Czego nie mogę powiedzieć o moim zdaniem najgorszym utworze, zamieszczonym w drugiej „Księdze krwi”. „Skóry ojców” traktują o potworach, które pojawiają się w małym miasteczku w Arizonie i na pustynnych terenach otaczających owe ludzkie skupisko. Szukają chłopca, którego przed sześcioma laty zrobili z tutejszą kobietą. Do czasu wynurzeń Barkera na temat okrucieństwa ojczyma chłopca nie jest jeszcze tragicznie, choć przerywniki w formie spotkań potworów z innymi bohaterami opowiadania przynajmniej mnie nie przyniosły żadnej rozrywkowej wartości. Ale naprawdę nudno zrobiło się dopiero w drugiej partii, w trakcie ostatecznej konfrontacji ludzi z potworkami, mało makabrycznej i nazbyt popisowej, co nieco przesłoniło ciekawy zabieg demonizowania ludzi i uczłowieczania szkaradnych stworów, po który Barker kilka lat później z lepszym skutkiem sięgnął również w swojej powieści zatytułowanej „Cabal. Nocne plemię”.

Po lekturze drugiej „Księgi krwi” jestem zmuszona podtrzymać swój wniosek, że opowiadania Clive’a Barkera zyskałyby na wartości, gdyby polscy wydawcy zdecydowali się na bardziej staranne wznowienia.
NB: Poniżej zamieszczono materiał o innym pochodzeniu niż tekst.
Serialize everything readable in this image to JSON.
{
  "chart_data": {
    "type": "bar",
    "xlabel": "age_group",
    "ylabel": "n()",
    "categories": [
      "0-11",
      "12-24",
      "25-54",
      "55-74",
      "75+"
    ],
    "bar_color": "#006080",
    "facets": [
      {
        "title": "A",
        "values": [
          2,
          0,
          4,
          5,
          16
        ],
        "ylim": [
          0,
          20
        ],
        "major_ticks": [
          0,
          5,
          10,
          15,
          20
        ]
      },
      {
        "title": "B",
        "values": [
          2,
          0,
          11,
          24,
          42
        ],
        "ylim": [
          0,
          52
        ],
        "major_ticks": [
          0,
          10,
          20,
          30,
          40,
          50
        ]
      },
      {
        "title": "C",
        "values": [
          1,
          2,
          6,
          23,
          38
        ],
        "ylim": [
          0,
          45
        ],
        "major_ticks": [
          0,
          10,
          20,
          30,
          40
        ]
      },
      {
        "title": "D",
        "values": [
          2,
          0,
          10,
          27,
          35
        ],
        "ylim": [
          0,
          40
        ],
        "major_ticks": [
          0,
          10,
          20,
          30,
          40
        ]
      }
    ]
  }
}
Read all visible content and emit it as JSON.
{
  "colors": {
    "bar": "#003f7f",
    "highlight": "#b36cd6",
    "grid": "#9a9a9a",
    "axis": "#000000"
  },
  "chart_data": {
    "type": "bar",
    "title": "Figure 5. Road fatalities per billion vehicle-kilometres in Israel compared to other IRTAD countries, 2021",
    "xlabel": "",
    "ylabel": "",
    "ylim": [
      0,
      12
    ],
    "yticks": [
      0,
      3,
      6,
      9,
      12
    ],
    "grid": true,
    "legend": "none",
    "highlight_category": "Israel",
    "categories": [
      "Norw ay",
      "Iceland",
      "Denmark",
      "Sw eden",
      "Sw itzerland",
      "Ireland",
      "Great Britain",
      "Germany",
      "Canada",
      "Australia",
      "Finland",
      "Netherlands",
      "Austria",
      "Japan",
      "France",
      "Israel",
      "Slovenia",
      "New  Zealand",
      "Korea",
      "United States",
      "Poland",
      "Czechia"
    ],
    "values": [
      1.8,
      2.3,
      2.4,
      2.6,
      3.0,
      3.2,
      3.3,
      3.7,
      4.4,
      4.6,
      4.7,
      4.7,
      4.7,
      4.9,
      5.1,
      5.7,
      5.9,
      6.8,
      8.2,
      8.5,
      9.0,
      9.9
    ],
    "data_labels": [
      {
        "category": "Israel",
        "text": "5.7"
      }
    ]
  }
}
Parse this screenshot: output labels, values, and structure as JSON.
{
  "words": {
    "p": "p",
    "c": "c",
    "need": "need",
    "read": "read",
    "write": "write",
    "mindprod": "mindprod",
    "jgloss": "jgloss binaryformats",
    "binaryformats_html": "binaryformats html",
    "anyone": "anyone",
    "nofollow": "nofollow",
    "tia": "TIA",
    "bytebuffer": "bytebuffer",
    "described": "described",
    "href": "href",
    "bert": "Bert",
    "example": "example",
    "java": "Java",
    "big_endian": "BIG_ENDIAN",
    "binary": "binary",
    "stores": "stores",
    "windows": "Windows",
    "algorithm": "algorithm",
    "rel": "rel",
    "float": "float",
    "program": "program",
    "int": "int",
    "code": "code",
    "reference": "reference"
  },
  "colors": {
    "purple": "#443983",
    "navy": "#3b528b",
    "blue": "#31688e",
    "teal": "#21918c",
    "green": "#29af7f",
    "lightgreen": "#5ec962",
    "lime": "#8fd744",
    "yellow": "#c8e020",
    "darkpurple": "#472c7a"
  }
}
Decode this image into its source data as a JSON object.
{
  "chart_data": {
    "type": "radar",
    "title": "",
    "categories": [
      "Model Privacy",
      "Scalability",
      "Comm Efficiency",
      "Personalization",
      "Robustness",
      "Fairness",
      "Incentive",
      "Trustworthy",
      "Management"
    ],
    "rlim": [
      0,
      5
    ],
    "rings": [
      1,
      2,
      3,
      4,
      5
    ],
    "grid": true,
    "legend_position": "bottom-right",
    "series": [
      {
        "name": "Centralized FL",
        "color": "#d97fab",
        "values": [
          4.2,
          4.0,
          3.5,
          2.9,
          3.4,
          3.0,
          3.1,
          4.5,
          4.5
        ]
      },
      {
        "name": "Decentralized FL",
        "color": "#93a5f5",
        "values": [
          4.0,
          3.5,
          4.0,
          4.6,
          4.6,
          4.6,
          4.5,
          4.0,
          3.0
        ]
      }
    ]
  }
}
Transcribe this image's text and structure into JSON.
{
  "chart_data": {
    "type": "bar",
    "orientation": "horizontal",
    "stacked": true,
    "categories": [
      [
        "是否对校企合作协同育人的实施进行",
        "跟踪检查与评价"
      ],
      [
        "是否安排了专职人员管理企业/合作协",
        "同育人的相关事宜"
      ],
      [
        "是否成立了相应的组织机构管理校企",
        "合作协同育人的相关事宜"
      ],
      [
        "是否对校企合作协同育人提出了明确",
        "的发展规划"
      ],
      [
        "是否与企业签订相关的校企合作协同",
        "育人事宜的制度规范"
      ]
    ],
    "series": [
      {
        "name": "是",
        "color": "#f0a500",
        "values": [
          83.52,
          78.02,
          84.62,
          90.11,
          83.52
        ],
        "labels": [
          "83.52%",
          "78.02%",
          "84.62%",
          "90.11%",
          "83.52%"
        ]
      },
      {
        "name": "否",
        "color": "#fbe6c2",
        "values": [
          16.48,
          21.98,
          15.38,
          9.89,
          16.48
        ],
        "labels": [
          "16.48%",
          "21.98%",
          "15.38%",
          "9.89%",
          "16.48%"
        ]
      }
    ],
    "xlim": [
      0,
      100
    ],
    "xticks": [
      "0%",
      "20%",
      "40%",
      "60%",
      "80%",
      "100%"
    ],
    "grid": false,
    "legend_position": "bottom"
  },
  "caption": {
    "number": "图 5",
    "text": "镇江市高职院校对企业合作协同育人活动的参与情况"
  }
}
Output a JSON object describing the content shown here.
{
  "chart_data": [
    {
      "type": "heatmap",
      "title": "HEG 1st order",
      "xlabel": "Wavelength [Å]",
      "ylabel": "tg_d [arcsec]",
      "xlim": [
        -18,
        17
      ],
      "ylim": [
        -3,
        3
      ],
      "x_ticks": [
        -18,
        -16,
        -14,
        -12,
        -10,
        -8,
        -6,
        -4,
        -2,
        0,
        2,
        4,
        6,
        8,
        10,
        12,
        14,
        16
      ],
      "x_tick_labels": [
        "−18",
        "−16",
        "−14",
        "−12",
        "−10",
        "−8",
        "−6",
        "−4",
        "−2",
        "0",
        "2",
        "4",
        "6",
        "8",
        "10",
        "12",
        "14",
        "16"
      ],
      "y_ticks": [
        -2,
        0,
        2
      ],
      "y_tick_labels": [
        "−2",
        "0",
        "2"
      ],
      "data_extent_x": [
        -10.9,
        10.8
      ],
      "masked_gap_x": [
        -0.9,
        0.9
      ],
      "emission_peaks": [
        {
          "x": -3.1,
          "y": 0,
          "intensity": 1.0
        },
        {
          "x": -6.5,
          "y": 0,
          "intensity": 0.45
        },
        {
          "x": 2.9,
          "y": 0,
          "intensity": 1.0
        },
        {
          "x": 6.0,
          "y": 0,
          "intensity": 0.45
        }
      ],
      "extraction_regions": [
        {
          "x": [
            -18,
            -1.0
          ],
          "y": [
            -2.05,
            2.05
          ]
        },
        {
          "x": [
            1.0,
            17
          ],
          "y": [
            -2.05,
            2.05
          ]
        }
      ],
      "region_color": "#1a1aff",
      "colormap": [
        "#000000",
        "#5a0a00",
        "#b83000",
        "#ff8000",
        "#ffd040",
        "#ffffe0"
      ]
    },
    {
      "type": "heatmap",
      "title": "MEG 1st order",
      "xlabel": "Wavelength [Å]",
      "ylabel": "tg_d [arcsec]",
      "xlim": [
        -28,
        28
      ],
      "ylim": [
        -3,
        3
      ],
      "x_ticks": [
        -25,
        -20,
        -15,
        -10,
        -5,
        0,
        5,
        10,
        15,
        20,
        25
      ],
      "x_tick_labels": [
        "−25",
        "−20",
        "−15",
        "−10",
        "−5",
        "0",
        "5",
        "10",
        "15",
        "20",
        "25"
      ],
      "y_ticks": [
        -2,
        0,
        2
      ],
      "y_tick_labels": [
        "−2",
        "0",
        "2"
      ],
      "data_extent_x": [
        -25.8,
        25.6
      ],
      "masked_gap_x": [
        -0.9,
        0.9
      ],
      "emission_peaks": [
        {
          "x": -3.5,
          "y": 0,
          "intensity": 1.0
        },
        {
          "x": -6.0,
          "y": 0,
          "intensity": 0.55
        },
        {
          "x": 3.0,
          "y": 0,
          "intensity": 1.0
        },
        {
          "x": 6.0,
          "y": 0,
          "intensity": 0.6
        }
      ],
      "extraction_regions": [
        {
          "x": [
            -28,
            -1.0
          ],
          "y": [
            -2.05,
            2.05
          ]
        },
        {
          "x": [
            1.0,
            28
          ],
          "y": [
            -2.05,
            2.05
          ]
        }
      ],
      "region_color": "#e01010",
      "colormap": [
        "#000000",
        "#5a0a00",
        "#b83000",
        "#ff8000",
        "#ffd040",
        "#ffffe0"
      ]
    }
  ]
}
Ponadto tak samo, jak w pierwszym tomie warsztat początkującego wówczas pisarza pozostawia wiele do życzenia – nawet nie zbliża się do dojrzałości i opisowej obszerności, którymi charakteryzują się jego późniejsze publikacje, ale choćby przez wzgląd na pomysły i śmiałe podejście do aspektów gore zarówno pierwszy, jak i drugi tom „Ksiąg krwi” w moim odczuciu zasługują na uwagę wielbicieli prozy ekstremalnej.